Diabetes results from difficulty transferring sugar (glucose) from the blood to the body’s tissues. It occurs in roughly 5% of all pregnancies in the US. Moms-to-be with diabetes during pregnancy are also at increased risk for pre-eclampsia, a potentially fatal disorder involving dangerously high blood pressure. And once they reach adulthood, babies born to moms with diabetes are at higher risk for obesity as well as diabetes, high blood pressure, and heart disease.

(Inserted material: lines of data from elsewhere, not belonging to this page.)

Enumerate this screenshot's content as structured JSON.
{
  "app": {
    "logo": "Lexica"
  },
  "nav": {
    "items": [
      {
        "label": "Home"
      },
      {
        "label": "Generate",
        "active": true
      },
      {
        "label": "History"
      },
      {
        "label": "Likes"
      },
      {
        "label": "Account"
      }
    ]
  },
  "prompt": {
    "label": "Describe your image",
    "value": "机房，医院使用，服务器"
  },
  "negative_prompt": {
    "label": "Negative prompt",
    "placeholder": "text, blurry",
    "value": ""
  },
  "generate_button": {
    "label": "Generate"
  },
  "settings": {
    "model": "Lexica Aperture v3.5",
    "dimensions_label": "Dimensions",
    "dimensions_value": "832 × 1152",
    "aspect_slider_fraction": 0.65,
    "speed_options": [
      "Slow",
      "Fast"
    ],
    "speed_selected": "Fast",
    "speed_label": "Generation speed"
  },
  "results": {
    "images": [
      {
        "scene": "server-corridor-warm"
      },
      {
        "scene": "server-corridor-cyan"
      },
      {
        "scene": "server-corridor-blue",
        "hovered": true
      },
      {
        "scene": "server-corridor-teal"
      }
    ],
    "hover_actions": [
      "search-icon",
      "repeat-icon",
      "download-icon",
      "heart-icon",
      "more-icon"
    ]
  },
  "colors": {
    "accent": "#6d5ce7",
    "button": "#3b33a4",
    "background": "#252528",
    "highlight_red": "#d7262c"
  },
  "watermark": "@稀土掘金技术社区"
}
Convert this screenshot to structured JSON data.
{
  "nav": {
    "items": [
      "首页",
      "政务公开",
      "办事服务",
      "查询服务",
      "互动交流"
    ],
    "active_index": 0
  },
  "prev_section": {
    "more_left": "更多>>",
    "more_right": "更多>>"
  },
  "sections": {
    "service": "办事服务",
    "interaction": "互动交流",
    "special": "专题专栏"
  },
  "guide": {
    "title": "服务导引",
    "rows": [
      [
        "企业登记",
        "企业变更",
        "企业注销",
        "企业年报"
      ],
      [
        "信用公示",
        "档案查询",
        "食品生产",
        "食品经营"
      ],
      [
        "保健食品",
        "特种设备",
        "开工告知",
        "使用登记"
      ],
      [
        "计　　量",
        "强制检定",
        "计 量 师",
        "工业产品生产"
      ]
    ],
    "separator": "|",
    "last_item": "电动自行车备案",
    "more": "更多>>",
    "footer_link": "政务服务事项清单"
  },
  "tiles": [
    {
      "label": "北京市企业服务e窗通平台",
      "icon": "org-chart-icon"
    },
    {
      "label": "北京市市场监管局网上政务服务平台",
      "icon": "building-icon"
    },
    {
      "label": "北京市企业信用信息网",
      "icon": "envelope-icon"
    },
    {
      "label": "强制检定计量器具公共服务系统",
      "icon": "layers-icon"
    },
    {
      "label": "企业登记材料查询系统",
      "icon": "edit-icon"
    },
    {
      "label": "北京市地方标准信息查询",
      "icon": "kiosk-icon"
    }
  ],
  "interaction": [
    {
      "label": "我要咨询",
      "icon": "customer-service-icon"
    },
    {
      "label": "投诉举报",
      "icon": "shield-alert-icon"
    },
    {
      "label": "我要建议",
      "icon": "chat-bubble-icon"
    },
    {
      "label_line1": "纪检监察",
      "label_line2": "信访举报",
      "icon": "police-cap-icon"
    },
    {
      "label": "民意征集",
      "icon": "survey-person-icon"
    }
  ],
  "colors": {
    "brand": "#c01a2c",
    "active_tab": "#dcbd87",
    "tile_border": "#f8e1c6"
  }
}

According to Dr Metzger, before the current study physicians weren’t sure at which point elevated maternal blood sugar posed a risk for the baby. Frequently, high maternal blood sugar levels accompany such conditions as obesity, high blood pressure and older maternal age – all known to increase the likelihood of a cesarean delivery. For this reason, it wasn’t known whether the increased risk of cesareans and other problems seen with mild elevations in blood sugar during pregnancy were caused by the elevated blood sugar levels, or by these accompanying conditions. In their study, however, the researchers made adjustments for these accompanying conditions and found that the higher blood sugar levels still conveyed increased risks.
In the study, those moms with high blood sugar levels had a greater risk of delivering by cesarean section. In addition, the higher their blood sugar levels were, the more likely their babies were to have high insulin levels and low blood sugar levels at birth – both of which indicate exposure to high glucose levels in the uterus. Moreover, the higher the mom’s blood sugar levels, the more likely she was to develop pre-eclampsia, and the more likely her baby was to be born prematurely, and to experience shoulder dystocia. So, for example, women with the lowest blood sugar levels gave birth to abnormally large babies roughly 5% – but women with the highest blood sugar level gave birth to large babies 26% of the time.